Mumbai: The Tayal Group, the promoter of the erstwhile Bank of Rajasthan (BoR), has approached a group of 15 banks to recast a loan of around Rs 350 crore of its flagship firm KSL and Industries Ltd, after the textile company posted losses as a result of high raw material costs and slowing demand.
The Tayals, who have about Rs 700 crore (as per Friday’s share price) stuck in the form of frozen shares in ICICI Bank Ltd following the ICICI-BoR merger last year, is facing a financial crisis due to the poor performance of group firms primarily due to a slowdown in the Indian textile sector.
The case of the Tayals’ ICICI Bank shares, being considered by the Securities and Exchange Board of India (Sebi), hasn’t made much headway.
Pravin Kumar Tayal. HT
Though none of the group’s firms has defaulted yet, the group will be unable to service the loans if it fails to secure immediate funds or avail a loan-restructuring facility, according to senior officials of the group. They did not want to be identified citing the sensitivity of the matter.
According to these officials, the remaining group companies are also likely to approach banks for loan recasts to the tune of around Rs 2,700 crore. Major lenders to KSL are Bank of India and Andhra Bank.
“As of now, the group has begun discussions with a host of banks to restructure the loans of KSL and Industries Ltd. But given the poor cash flows and business losses, other group firms may also have to seek recast and this is likely in the next few weeks,” one of the officials said.
KSL has sought a 3-4% reduction in the interest rates and a moratorium of 12-18 months as part of the restructuring. A moratorium is a halt in repayment for a specific period.
None of the bankers Mint spoke to on Friday and Saturday were willing to comment for this story, saying the information wasn’t immediately available with them or that they couldn’t comment on individual clients.
The Rs 5,000 crore Tayal Group directly promotes Jaybharat Textile and Real Estate Ltd, Eskay K’n’IT (India) Ltd, KSL and Industries, Krishna Lifestyle Technologies Ltd, Asahi Fibres Ltd and Krishna Knitwear Technology Ltd.
According to the people cited above, the group has a total bank debt outstanding of around Rs 2,700 crore.
Analysts say the move to restructure loans of struggling textile firms rather than letting them turn bad is positive for banks.
“If they restructure, there is a possibility that they will get their money back on a possible revival in the sector,” said Hatim Broachwala, an analyst with brokerage Fortune Financials.
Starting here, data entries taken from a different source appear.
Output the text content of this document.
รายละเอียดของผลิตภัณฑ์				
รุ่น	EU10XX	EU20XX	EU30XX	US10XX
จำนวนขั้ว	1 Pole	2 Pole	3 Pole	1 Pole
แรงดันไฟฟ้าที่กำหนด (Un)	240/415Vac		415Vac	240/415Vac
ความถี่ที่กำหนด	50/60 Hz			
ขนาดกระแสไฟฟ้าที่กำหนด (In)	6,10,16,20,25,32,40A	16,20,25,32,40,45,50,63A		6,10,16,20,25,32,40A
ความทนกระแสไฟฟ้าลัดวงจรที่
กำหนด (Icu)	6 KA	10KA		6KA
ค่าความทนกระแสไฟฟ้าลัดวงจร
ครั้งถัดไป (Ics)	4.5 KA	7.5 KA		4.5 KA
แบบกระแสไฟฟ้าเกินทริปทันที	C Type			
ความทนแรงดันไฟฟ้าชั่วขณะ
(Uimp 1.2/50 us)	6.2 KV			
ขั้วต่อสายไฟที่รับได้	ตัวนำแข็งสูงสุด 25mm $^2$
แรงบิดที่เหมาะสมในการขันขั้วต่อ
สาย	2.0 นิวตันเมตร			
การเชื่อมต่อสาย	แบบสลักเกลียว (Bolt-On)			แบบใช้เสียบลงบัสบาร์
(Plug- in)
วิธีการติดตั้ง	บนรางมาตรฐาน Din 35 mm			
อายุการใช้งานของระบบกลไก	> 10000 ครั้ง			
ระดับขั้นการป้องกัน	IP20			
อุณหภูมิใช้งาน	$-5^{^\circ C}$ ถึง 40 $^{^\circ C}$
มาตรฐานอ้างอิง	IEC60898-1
According to Broachwala, textile continues to be a high-risk sector for banks.
A major chunk of the revenue of the Tayal Group comes from its textile business and the remaining from real estate.
In the face of a slowdown in the textile sector, many firms approached banks early this year to recast their loans. Banks have agreed in principle to restructure some of these loans on a case-by-case basis after assessing the cash flows of these companies, according to banking industry officials.
This, however, will not be a bailout as there is no infusion of cash and neither will banks take a haircut, or a reduced payment.
KSL made a loss of Rs 2.77 crore in the fiscal year ended March 2011, against a profit of Rs 5.27 crore in the previous year. Sales from income and operations, however, rose to Rs 1,759.08 crore from Rs 1,454.67 crore.
The Tayal group, headed by industrialist Pravin Kumar Tayal, hit the headlines last year following a Reserve Bank of India-driven merger of BoR and ICICI Bank. BoR shareholders received 25 ICICI Bank shares for every 118 shares they held.
Jaipur-based BoR, one of the oldest private sector banks in the country, was forced into the merger following a clampdown by Sebi and RBI for alleged irregularities last year. The merger, effective 13 August 2010, valued BoR at Rs 3,000 crore.
Accusing the promoters of alleged irregularities in share transactions, Sebi banned over 100 entities, including those owned and controlled by the Tayals, that received ICICI Bank shares, from trading in these stocks. Sebi’s order stated that the Tayals had indirect control of 100 different entities belonging to the Yadav Group and the Silvassa Group.
Sebi found that the Tayals had increased their stake in BoR, and many of the promoter entities had made fund transfers or share transfers through off-market deals to various other entities “in a deceptive and fraudulent manner with the active connivance of others”.
Also, the Tayal Group had falsely disclosed its shareholding in BoR as 28.61% at end-December 2009, while the promoters’ holding in the bank “had actually increased” and “stood at 55.01% as at quarter ending December 2009”, according to Sebi.
Post-merger, the Tayal Group entities would have received at least 9.7 million shares in their demat accounts. If the group was indeed holding a 55.01% stake in BoR, it would have received another 9.02 million ICICI Bank shares, which would have taken its total holding in ICICI to 18.32 million shares, valued at Rs 1,322.61 crore at Friday’s closing price of Rs 721.95.
According to the people quoted earlier, the Tayal Group was eager to get the shares unlocked to clear the debt.